For one, the elderly patient in such a scenario would have died without our help, so there's a difference in "We tried dozens of interventions that weren't working, and then one came with a fatal complication" versus "Oops, sorry about that! Cut off the wrong leg!"
They were talking about all medical errors, not just those by physicians. I would consider it an error on the part of both the doctors and nurses to lose track of a severely senile patient and not notice for days. They have a responsibility to care for patients who are totally dependent on others, like children and the elderly. That includes looking for them when they inexplicably go missing and can't take care of themselves.
along these same lines, did you see the thread about the doctor who was found 60% liable for the cop who died of a heart condition during a 3-way with a hooker? "Failed to properly diagnose the heart condition". This is somewhat what i was getting at earlier. It is unreasonable to expect us to catch 100% of everything 100% of the time. So I think it is ridiculous to also hold us liable if a condition goes undetected. By odds alone we are inevitably playing a game of russian roulette
You should look into the background of the doctor's plan a little more...I guess the cardiologist scheduled the guy to have a stress test the next day he saw the pt but the pt wanted to put it off for a week SO he could enjoy his time.

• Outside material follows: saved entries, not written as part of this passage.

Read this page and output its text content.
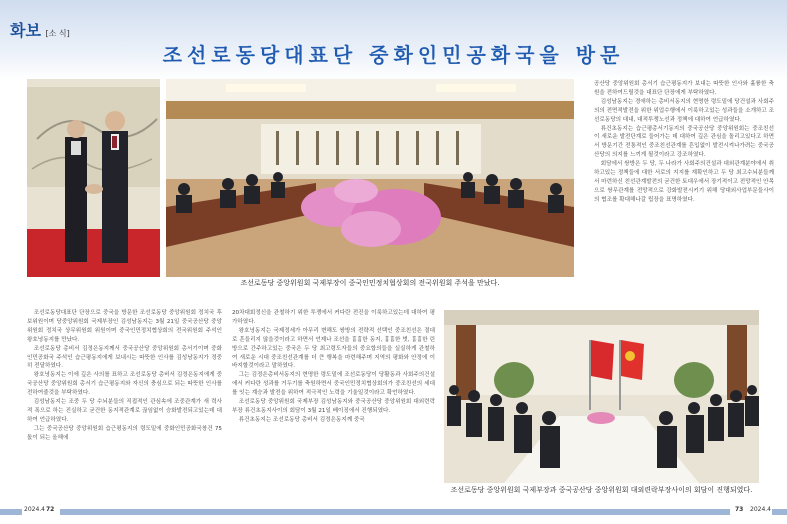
화보 [소 식]
조선로동당대표단 중화인민공화국을 방문
조선로동당 중앙위원회 국제부장이 중국인민정치협상회의 전국위원회 주석을 만났다.

조선로동당대표단 단장으로 중국을 방문한 조선로동당 중앙위원회 정치국 후보위원이며 당중앙위원회 국제부장인 김성남동지는 3월 21일 중국공산당 중앙위원회 정치국 상무위원회 위원이며 중국인민정치협상회의 전국위원회 주석인 왕호녕동지를 만났다.

조선로동당 총비서 김정은동지께서 중국공산당 중앙위원회 총서기이며 중화인민공화국 주석인 습근평동지에게 보내시는 따뜻한 인사를 김성남동지가 정중히 전달하였다.

왕호녕동지는 이에 깊은 사의를 표하고 조선로동당 총비서 김정은동지에게 중국공산당 중앙위원회 총서기 습근평동지와 자신의 충심으로 되는 따뜻한 인사를 전하여줄것을 부탁하였다.

김성남동지는 조중 두 당 수뇌분들의 직접적인 관심속에 조중관계가 새 력사적 폭으로 하는 진실하고 굳건한 동지적관계로 끊임없이 승화발전되고있는데 대하여 언급하였다.

그는 중국공산당 중앙위원회 습근평동지의 령도밑에 중화인민공화국창건 75돐이 되는 올해에

20차대회정신을 관철하기 위한 투쟁에서 커다란 전진을 이룩하고있는데 대하여 평가하였다.

왕호녕동지는 국제정세가 아무리 변해도 쌍방의 전략적 선택인 중조친선은 절대로 흔들리지 않을것이라고 하면서 언제나 조선을 흉흉한 동지, 흉흉한 벗, 흉흉한 린방으로 간주하고있는 중국은 두 당 최고령도자들의 중요합의들을 실실하게 관철하여 새로운 시대 중조친선관계를 더 큰 행복을 마련해주며 지역의 평화와 안정에 이바지할것이라고 말하였다.

그는 김정은총비서동지의 현명한 령도밑에 조선로동당이 당활동과 사회주의건설에서 커다란 성과를 거두기를 축원하면서 중국인민정치협상회의가 중조친선의 세대를 잇는 계승과 발전을 위하여 적극적인 노력을 기울일것이라고 확언하였다.

조선로동당 중앙위원회 국제부장 김성남동지와 중국공산당 중앙위원회 대외련락부장 류건초동지사이의 회담이 3월 21일 베이징에서 진행되였다.

류건초동지는 조선로동당 총비서 김정은동지께 중국

공산당 중앙위원회 총서기 습근평동지가 보내는 따뜻한 인사와 훌륭한 축원을 전하여드릴것을 대표단 단장에게 부탁하였다.

김성남동지는 경애하는 총비서동지의 현명한 령도밑에 당건설과 사회주의의 전면적발전을 위한 위업수행에서 이룩하고있는 성과들을 소개하고 조선로동당의 대내, 대적투쟁노선과 정책에 대하여 언급하였다.

류건초동지는 습근평총서기동지의 중국공산당 중앙위원회는 중조친선이 새로운 발전단계로 들어가는 데 대하여 깊은 관심을 돌리고있다고 하면서 방문기간 전통적인 중조친선관계를 흔입없이 발전시켜나가려는 중국공산당의 의지를 느끼게 될것이라고 강조하였다.

회담에서 쌍방은 두 당, 두 나라가 사회주의건설과 대외관계분야에서 취하고있는 정책들에 대한 서로의 지지를 재확인하고 두 당 최고수뇌분들께서 마련하신 친선관계발전의 굳건한 토대우에서 장기적이고 전망적인 안목으로 쌍무관계를 전망적으로 강화발전시키기 위해 당대외사업부문들사이의 협조를 확대해나갈 립장을 표명하였다.

조선로동당 중앙위원회 국제부장과 중국공산당 중앙위원회 대외련락부장사이의 회담이 진행되였다.
2024.4 72	73 2024.4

Also, I think I remember seeing something about the doctor providing instructions to "avoid strenuous activity" but was dinged for not being specific. All in all, a pretty ridiculous case and I don't think there was any failure of planning or diagnosing on the doctor's part. He just got bent over by the system.
right
I didnt know all the ins and outs of that case, but I was saying that this case was ridiculous. My post was more on the double standards that patients hold.